Members of a new education committee on Monday took their first look at a proposal to create a tiered licensure system for Idaho teachers.
Led by Idaho Chief Deputy Superintendent Roger Quarles, members of the Tiered Licensure Technical Advisory Committee devoted most of the more than three-hour meeting to background information on licenses and recommendations from Gov. Butch Otter’s Task Force for Improving Education.
The task force called for a tiered licensure system in Idaho and also recommended drastically changing teacher pay by creating a career ladder system that would be tied to licensure.
“You’re here to make sure the Task Force recommendations actually become a reality,” Superintendent of Public Instruction Tom Luna told committee members. “This is where the rubber meets the road.”
The committee reviewed one licensure model – purely as an example – that called for three tiers of licensure. That system included:
- An initial tier where teachers would need to meet basic requirements or better on the Idaho Pedagogical Performance Assessment before they could begin working in a classroom. If the teacher did not advance to another tier after three years, there could be a one-year grace period added or a remediation requirement.

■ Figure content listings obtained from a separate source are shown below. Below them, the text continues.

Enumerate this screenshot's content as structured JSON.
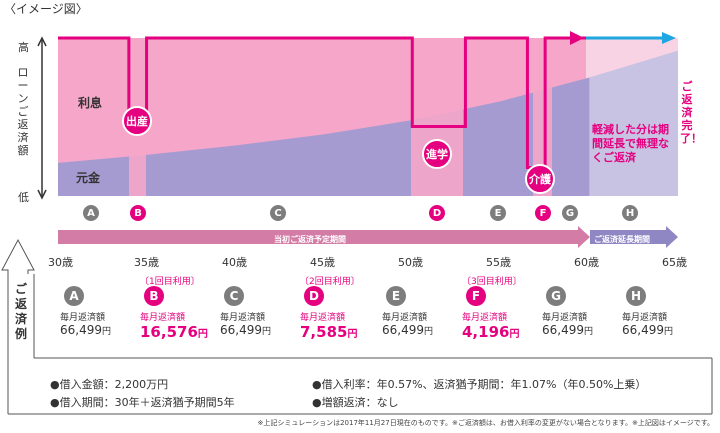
{
  "title": "〈イメージ図〉",
  "y_axis": {
    "high": "高",
    "low": "低",
    "label": "ローンご返済額"
  },
  "regions": {
    "interest": "利息",
    "principal": "元金"
  },
  "events": [
    {
      "id": "birth",
      "label": "出産"
    },
    {
      "id": "school",
      "label": "進学"
    },
    {
      "id": "care",
      "label": "介護"
    }
  ],
  "extend_note": "軽減した分は期間延長で無理なくご返済",
  "completion": "ご返済完了！",
  "phase_letters": [
    {
      "letter": "A",
      "color": "grey"
    },
    {
      "letter": "B",
      "color": "pink"
    },
    {
      "letter": "C",
      "color": "grey"
    },
    {
      "letter": "D",
      "color": "pink"
    },
    {
      "letter": "E",
      "color": "grey"
    },
    {
      "letter": "F",
      "color": "pink"
    },
    {
      "letter": "G",
      "color": "grey"
    },
    {
      "letter": "H",
      "color": "grey"
    }
  ],
  "period_bars": {
    "original": "当初ご返済予定期間",
    "extended": "ご返済延長期間"
  },
  "ages": [
    "30歳",
    "35歳",
    "40歳",
    "45歳",
    "50歳",
    "55歳",
    "60歳",
    "65歳"
  ],
  "side_label": "ご返済例",
  "payments": [
    {
      "letter": "A",
      "usage": "",
      "title": "毎月返済額",
      "amount": "66,499",
      "unit": "円",
      "highlight": false
    },
    {
      "letter": "B",
      "usage": "〔1回目利用〕",
      "title": "毎月返済額",
      "amount": "16,576",
      "unit": "円",
      "highlight": true
    },
    {
      "letter": "C",
      "usage": "",
      "title": "毎月返済額",
      "amount": "66,499",
      "unit": "円",
      "highlight": false
    },
    {
      "letter": "D",
      "usage": "〔2回目利用〕",
      "title": "毎月返済額",
      "amount": "7,585",
      "unit": "円",
      "highlight": true
    },
    {
      "letter": "E",
      "usage": "",
      "title": "毎月返済額",
      "amount": "66,499",
      "unit": "円",
      "highlight": false
    },
    {
      "letter": "F",
      "usage": "〔3回目利用〕",
      "title": "毎月返済額",
      "amount": "4,196",
      "unit": "円",
      "highlight": true
    },
    {
      "letter": "G",
      "usage": "",
      "title": "毎月返済額",
      "amount": "66,499",
      "unit": "円",
      "highlight": false
    },
    {
      "letter": "H",
      "usage": "",
      "title": "毎月返済額",
      "amount": "66,499",
      "unit": "円",
      "highlight": false
    }
  ],
  "conditions": {
    "loan_amount": "●借入金額：2,200万円",
    "rate": "●借入利率：年0.57%、返済猶予期間：年1.07%（年0.50%上乗）",
    "period": "●借入期間：30年＋返済猶予期間5年",
    "prepay": "●増額返済：なし"
  },
  "footnote": "※上記シミュレーションは2017年11月27日現在のものです。※ご返済額は、お借入利率の変更がない場合となります。※上記図はイメージです。",
  "chart_data": {
    "type": "area",
    "title": "〈イメージ図〉",
    "xlabel": "",
    "ylabel": "ローンご返済額",
    "x_ticks": [
      "30歳",
      "35歳",
      "40歳",
      "45歳",
      "50歳",
      "55歳",
      "60歳",
      "65歳"
    ],
    "xlim": [
      30,
      65
    ],
    "y_ticks": [
      "低",
      "高"
    ],
    "series": [
      {
        "name": "元金",
        "x": [
          30,
          35,
          40,
          45,
          50,
          55,
          60,
          65
        ],
        "values": [
          0.21,
          0.26,
          0.32,
          0.39,
          0.48,
          0.6,
          0.75,
          0.92
        ]
      },
      {
        "name": "利息",
        "x": [
          30,
          35,
          40,
          45,
          50,
          55,
          60,
          65
        ],
        "values": [
          0.79,
          0.74,
          0.68,
          0.61,
          0.52,
          0.4,
          0.25,
          0.08
        ]
      }
    ],
    "payment_line": {
      "x": [
        30,
        34,
        34,
        35,
        35,
        50,
        50,
        53,
        53,
        56.5,
        56.5,
        57.5,
        57.5,
        60
      ],
      "y": [
        1.0,
        1.0,
        0.46,
        0.46,
        1.0,
        1.0,
        0.44,
        0.44,
        1.0,
        1.0,
        0.18,
        0.18,
        1.0,
        1.0
      ]
    },
    "annotations": [
      "出産",
      "進学",
      "介護",
      "軽減した分は期間延長で無理なくご返済",
      "ご返済完了！"
    ]
  }
}
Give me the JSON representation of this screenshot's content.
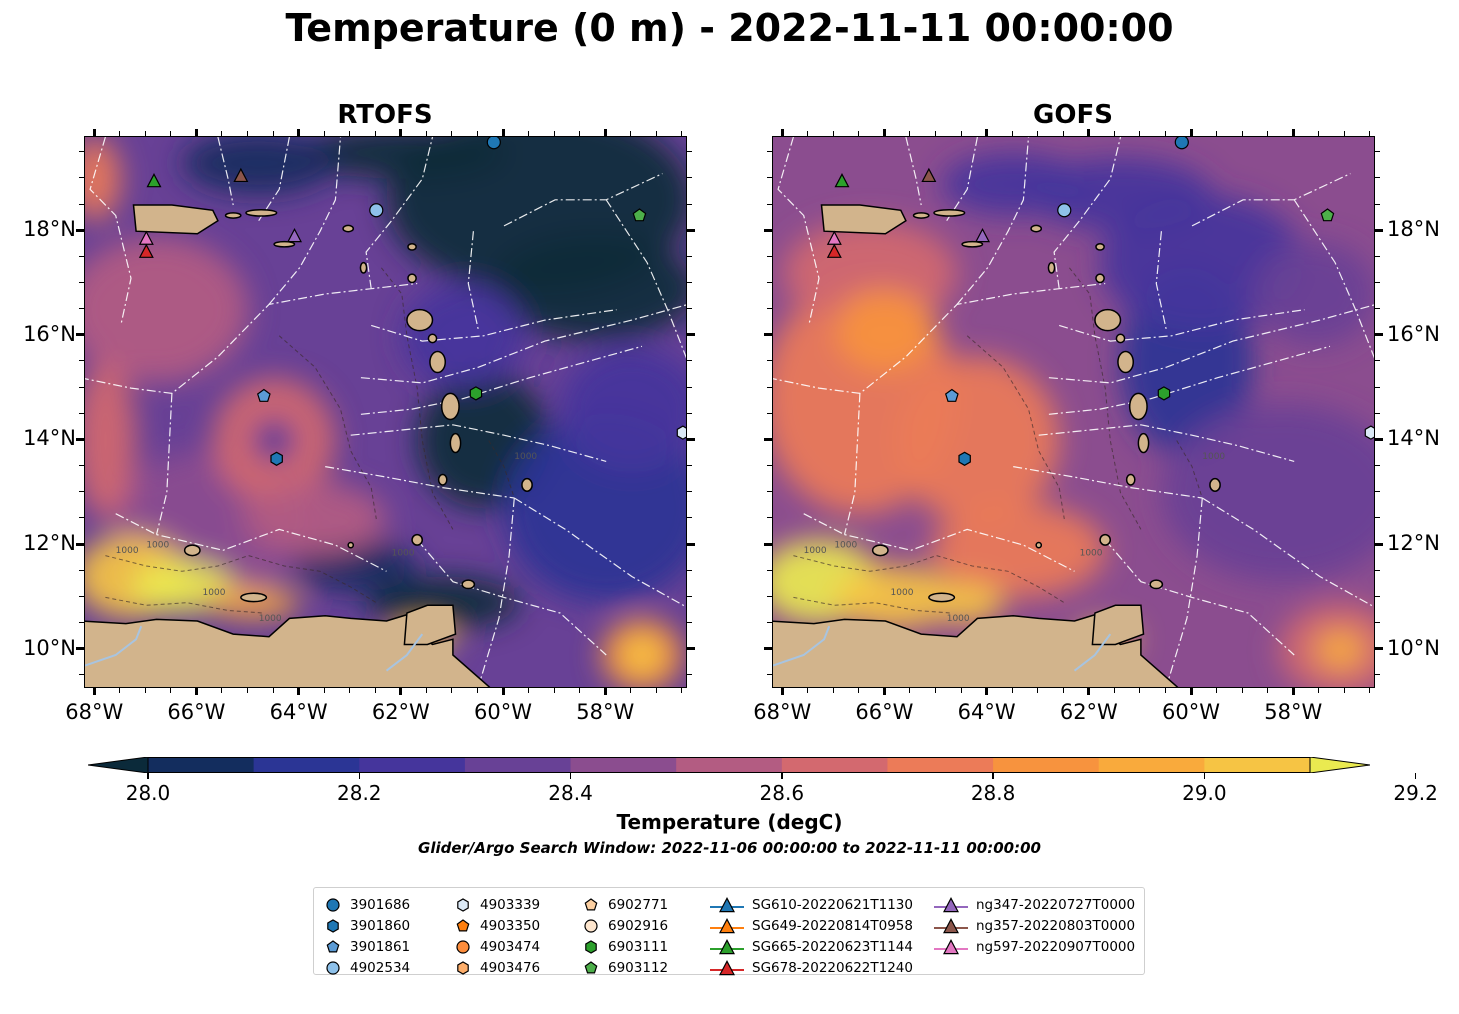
{
  "title": "Temperature (0 m) - 2022-11-11 00:00:00",
  "panels": [
    {
      "id": "rtofs",
      "title": "RTOFS"
    },
    {
      "id": "gofs",
      "title": "GOFS"
    }
  ],
  "map": {
    "lon_range": [
      -68.2,
      -56.4
    ],
    "lat_range": [
      9.25,
      19.8
    ],
    "lon_ticks": [
      "68°W",
      "66°W",
      "64°W",
      "62°W",
      "60°W",
      "58°W"
    ],
    "lat_ticks": [
      "18°N",
      "16°N",
      "14°N",
      "12°N",
      "10°N"
    ],
    "contour_labels": [
      "1000",
      "1000",
      "1000",
      "1000",
      "1000",
      "1000"
    ],
    "land_color": "#d2b48c",
    "river_color": "#a8c4e0"
  },
  "colorbar": {
    "label": "Temperature (degC)",
    "ticks": [
      "28.0",
      "28.2",
      "28.4",
      "28.6",
      "28.8",
      "29.0",
      "29.2"
    ],
    "vmin": 27.9,
    "vmax": 29.3,
    "colors": [
      "#0b2a3a",
      "#132d5e",
      "#2b3595",
      "#45359c",
      "#684196",
      "#8b4d8f",
      "#b35c82",
      "#d3696f",
      "#ec7b58",
      "#f7933e",
      "#f9aa3c",
      "#f6c444",
      "#eaea50"
    ]
  },
  "search_window": "Glider/Argo Search Window: 2022-11-06 00:00:00 to 2022-11-11 00:00:00",
  "legend": {
    "columns": [
      [
        {
          "label": "3901686",
          "marker": "circle",
          "color": "#1f77b4"
        },
        {
          "label": "3901860",
          "marker": "hexagon",
          "color": "#1f77b4"
        },
        {
          "label": "3901861",
          "marker": "pentagon",
          "color": "#5b9bd5"
        },
        {
          "label": "4902534",
          "marker": "circle",
          "color": "#8ec1ea"
        }
      ],
      [
        {
          "label": "4903339",
          "marker": "hexagon",
          "color": "#dbe9f6"
        },
        {
          "label": "4903350",
          "marker": "pentagon",
          "color": "#ff7f0e"
        },
        {
          "label": "4903474",
          "marker": "circle",
          "color": "#fd8d3c"
        },
        {
          "label": "4903476",
          "marker": "hexagon",
          "color": "#fdae6b"
        }
      ],
      [
        {
          "label": "6902771",
          "marker": "pentagon",
          "color": "#fdd0a2"
        },
        {
          "label": "6902916",
          "marker": "circle",
          "color": "#fee6ce"
        },
        {
          "label": "6903111",
          "marker": "hexagon",
          "color": "#2ca02c"
        },
        {
          "label": "6903112",
          "marker": "pentagon",
          "color": "#4daf4a"
        }
      ],
      [
        {
          "label": "SG610-20220621T1130",
          "marker": "triangle-line",
          "color": "#1f77b4"
        },
        {
          "label": "SG649-20220814T0958",
          "marker": "triangle-line",
          "color": "#ff7f0e"
        },
        {
          "label": "SG665-20220623T1144",
          "marker": "triangle-line",
          "color": "#2ca02c"
        },
        {
          "label": "SG678-20220622T1240",
          "marker": "triangle-line",
          "color": "#d62728"
        }
      ],
      [
        {
          "label": "ng347-20220727T0000",
          "marker": "triangle-line",
          "color": "#9467bd"
        },
        {
          "label": "ng357-20220803T0000",
          "marker": "triangle-line",
          "color": "#8c564b"
        },
        {
          "label": "ng597-20220907T0000",
          "marker": "triangle-line",
          "color": "#e377c2"
        }
      ]
    ]
  },
  "observations": [
    {
      "id": "3901686",
      "marker": "circle",
      "color": "#1f77b4",
      "lon": -60.2,
      "lat": 19.7
    },
    {
      "id": "4902534",
      "marker": "circle",
      "color": "#8ec1ea",
      "lon": -62.5,
      "lat": 18.4
    },
    {
      "id": "3901861",
      "marker": "pentagon",
      "color": "#5b9bd5",
      "lon": -64.7,
      "lat": 14.85
    },
    {
      "id": "3901860",
      "marker": "hexagon",
      "color": "#1f77b4",
      "lon": -64.45,
      "lat": 13.65
    },
    {
      "id": "6903111",
      "marker": "hexagon",
      "color": "#2ca02c",
      "lon": -60.55,
      "lat": 14.9
    },
    {
      "id": "6903112",
      "marker": "pentagon",
      "color": "#4daf4a",
      "lon": -57.35,
      "lat": 18.3
    },
    {
      "id": "4903339",
      "marker": "hexagon",
      "color": "#dbe9f6",
      "lon": -56.5,
      "lat": 14.15
    },
    {
      "id": "SG665-20220623T1144",
      "marker": "triangle",
      "color": "#2ca02c",
      "lon": -66.85,
      "lat": 18.95
    },
    {
      "id": "ng357-20220803T0000",
      "marker": "triangle",
      "color": "#8c564b",
      "lon": -65.15,
      "lat": 19.05
    },
    {
      "id": "ng347-20220727T0000",
      "marker": "triangle",
      "color": "#9467bd",
      "lon": -64.1,
      "lat": 17.9
    },
    {
      "id": "ng597-20220907T0000",
      "marker": "triangle",
      "color": "#e377c2",
      "lon": -67.0,
      "lat": 17.85
    },
    {
      "id": "SG678-20220622T1240",
      "marker": "triangle",
      "color": "#d62728",
      "lon": -67.0,
      "lat": 17.6
    }
  ]
}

- A second “professional” teacher tier that educators could advance to after student growth was achieved, teachers met their individual goals and scored proficient on all categories of the pedagogical assessment. That tier would carry a five-year renewable license.
- A third “master” teacher tier that educators could earn with an administrator’s recommendation and mastery scores on several pedagogical assessment categories. The mastery license would be a two-year renewable license.
The Task Force’s recommendation on the career ladder idea called for phasing in the plan over six years and creating a $40,000/ $50,000 / $60,000 salary schedule based on the three licensure tiers.
Christina Linder, the State Department of Education’s Director of Teacher Certification and Professional Standards, told committee members that an effective licensure system could provide incentives to teachers and help improve retention.
Follow Idaho EdNews on Facebook for the latest news »
“The fact is we are losing many of our best teachers to administrative positions where they may not be serving students and other teachers best,” Linder said.
Members of the licensure committee said their goal is to define how the licensure system would work and be implemented. They plan to meet through March and be able to provide recommendations to the State Board of Education in the form of a temporary rule.
Under that timeline, any temporary rule approved by the State Board would go out for public comment and go to the Idaho Legislature for additional consideration – likely during the 2015 session.
“We minimally should be able to answer the question: ‘Why would we consider this or why would we move in this direction?’” Quarles said after the meeting. “We are going to do our best to take collective input from our education stakeholders in informing the recommendations we try to make through this group. That’s a priority for us. “
Committee members are schedule to meet again on Nov. 25 at the Statehouse. During that meeting, they are expected to hear from officials in other states who have implemented a licensure system.
Members of the committee include:
- Andy Grover, superintendent, Melba School District.
- Barb Leeds, human resources director, Meridian Joint School District No. 2.
- Becky Meyer, principal, Lake Pend Oreille School District.
- Lisa Burtenshaw, trustee, Idaho Falls School District.
- Mikki Nuckols, teacher, Bonneville School District, board member of Northwest Professional Educators.
- Shawn Tiegs, teacher, Nezperce School District.
- Paula Kellerer, dean of Northwest Nazarene University’s College of Education.
- Penni Cyr, president, Idaho Education Association.
- Rod Gramer, president, Idaho Business for Education.
- Roger Brown, Office of Gov. Butch Otter.
- Tracie Bent, Office of the State Board of Education.
- Roger Quarles, chief deputy, Idaho State Department of Education.
- A parent representative to be determined.